Summary: Purpose: Retrospective studies suggest that adult patients with intractable epilepsy may have a history of febrile seizures in childhood. Risk factors for a febrile seizure may include the rate of increase in the core temperature (T-core), its peak (Tmax), the duration of the temperature increase, or an underlying brain pathology. Recently, neuronal migration disorders (NMD) have been diagnosed with increasing frequency in patients with epilepsy, but the link between NMD, febrile seizures, and epilepsy is unclear. We studied rat pups rendered hyperthermic to ascertain the incidence of seizures, mortality, and extent of hippocampal cell loss in each group.

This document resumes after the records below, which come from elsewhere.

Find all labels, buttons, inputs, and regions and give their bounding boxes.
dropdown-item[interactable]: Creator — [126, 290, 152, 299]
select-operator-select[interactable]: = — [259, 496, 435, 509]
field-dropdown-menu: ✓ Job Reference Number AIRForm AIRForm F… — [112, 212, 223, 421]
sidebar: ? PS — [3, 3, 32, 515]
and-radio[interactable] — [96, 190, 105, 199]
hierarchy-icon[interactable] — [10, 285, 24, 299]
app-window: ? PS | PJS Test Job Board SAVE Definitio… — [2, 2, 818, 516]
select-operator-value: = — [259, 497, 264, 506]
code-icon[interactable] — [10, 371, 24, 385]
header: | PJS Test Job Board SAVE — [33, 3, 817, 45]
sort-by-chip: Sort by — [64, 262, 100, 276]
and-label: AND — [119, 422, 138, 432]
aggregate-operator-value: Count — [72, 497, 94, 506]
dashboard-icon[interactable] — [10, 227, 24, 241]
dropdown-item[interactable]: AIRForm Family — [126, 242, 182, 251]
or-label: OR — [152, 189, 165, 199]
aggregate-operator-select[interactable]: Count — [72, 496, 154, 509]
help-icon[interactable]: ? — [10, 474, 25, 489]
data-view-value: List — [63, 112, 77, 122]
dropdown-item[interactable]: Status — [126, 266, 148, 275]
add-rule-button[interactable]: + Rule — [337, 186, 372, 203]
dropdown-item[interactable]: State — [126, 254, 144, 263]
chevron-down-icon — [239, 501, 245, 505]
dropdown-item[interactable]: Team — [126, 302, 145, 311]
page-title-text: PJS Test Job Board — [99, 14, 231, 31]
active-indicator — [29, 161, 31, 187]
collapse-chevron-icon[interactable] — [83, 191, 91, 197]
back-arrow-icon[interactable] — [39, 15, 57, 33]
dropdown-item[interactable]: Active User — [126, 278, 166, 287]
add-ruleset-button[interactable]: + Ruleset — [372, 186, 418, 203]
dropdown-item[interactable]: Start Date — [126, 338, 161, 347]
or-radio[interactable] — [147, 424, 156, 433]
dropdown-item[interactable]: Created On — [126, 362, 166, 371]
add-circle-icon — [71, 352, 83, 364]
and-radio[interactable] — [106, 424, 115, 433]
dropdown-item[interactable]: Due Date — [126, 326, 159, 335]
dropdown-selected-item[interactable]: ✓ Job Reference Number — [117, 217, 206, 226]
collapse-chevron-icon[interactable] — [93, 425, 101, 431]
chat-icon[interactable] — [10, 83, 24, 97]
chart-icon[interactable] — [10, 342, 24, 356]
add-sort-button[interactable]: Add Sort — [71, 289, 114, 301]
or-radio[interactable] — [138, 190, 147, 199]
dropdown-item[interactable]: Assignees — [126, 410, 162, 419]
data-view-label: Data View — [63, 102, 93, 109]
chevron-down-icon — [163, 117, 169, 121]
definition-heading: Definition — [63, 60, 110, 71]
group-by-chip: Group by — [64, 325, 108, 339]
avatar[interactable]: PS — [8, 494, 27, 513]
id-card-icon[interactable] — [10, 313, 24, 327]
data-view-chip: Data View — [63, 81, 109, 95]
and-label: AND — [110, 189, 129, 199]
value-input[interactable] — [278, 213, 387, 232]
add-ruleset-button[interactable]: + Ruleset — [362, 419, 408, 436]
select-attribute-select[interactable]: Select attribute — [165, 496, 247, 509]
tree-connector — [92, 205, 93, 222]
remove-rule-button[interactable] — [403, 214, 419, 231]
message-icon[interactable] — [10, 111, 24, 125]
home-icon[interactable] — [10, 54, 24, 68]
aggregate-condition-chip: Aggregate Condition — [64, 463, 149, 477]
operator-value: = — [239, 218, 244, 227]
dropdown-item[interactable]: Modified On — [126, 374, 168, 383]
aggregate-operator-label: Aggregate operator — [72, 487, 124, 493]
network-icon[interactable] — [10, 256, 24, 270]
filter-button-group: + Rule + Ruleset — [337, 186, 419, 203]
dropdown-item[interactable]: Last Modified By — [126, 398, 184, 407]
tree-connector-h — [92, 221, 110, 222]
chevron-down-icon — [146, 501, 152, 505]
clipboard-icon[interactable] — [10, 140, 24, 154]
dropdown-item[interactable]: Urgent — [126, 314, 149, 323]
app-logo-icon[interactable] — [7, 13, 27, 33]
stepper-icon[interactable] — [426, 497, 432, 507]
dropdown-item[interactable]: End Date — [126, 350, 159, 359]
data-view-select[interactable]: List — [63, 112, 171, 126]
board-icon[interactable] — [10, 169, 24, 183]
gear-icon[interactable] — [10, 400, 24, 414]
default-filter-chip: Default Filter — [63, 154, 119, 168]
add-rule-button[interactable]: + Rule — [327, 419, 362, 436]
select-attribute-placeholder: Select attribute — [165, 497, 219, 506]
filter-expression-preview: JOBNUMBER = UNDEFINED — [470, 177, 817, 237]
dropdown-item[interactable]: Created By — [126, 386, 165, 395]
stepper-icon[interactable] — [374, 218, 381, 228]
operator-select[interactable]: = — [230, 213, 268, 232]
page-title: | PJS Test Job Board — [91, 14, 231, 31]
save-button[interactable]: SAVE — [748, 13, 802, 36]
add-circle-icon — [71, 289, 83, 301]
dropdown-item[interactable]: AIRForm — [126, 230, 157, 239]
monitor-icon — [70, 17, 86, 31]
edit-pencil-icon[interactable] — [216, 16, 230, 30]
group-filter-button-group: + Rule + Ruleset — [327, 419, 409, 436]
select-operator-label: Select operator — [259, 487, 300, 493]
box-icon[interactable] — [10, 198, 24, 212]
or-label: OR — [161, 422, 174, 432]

Methods: We exposed 14-day-old rat pups with experimentally induced NMD (n = 39) and age-matched controls (n = 30) to hyperthermia (core body temperature >42°C).
Results: The incidence of hyperthermia-induced behavioral seizures and mortality rate were significantly higher in rats with NMD than in controls (p < 0·05). The longer duration of hyperthermia resulted in a higher incidence of behavioral seizures and higher mortality rate (p < 0·05). In rats with NMD, hyperthermia resulted in hippocampal pyramidal cell loss independent of seizure activity; the extent of neuronal damage correlated positively with the duration of hyperthermia. In control rats, occasional neuronal loss and astrocytosis occurred only after prolonged hyperthermia.
Conclusions: In immature rats, NMD lower the threshold to hyperthermia-induced behavioral seizures and hyperthermia in the presence of NMD may cause irreversible hippocampal neuronal damage.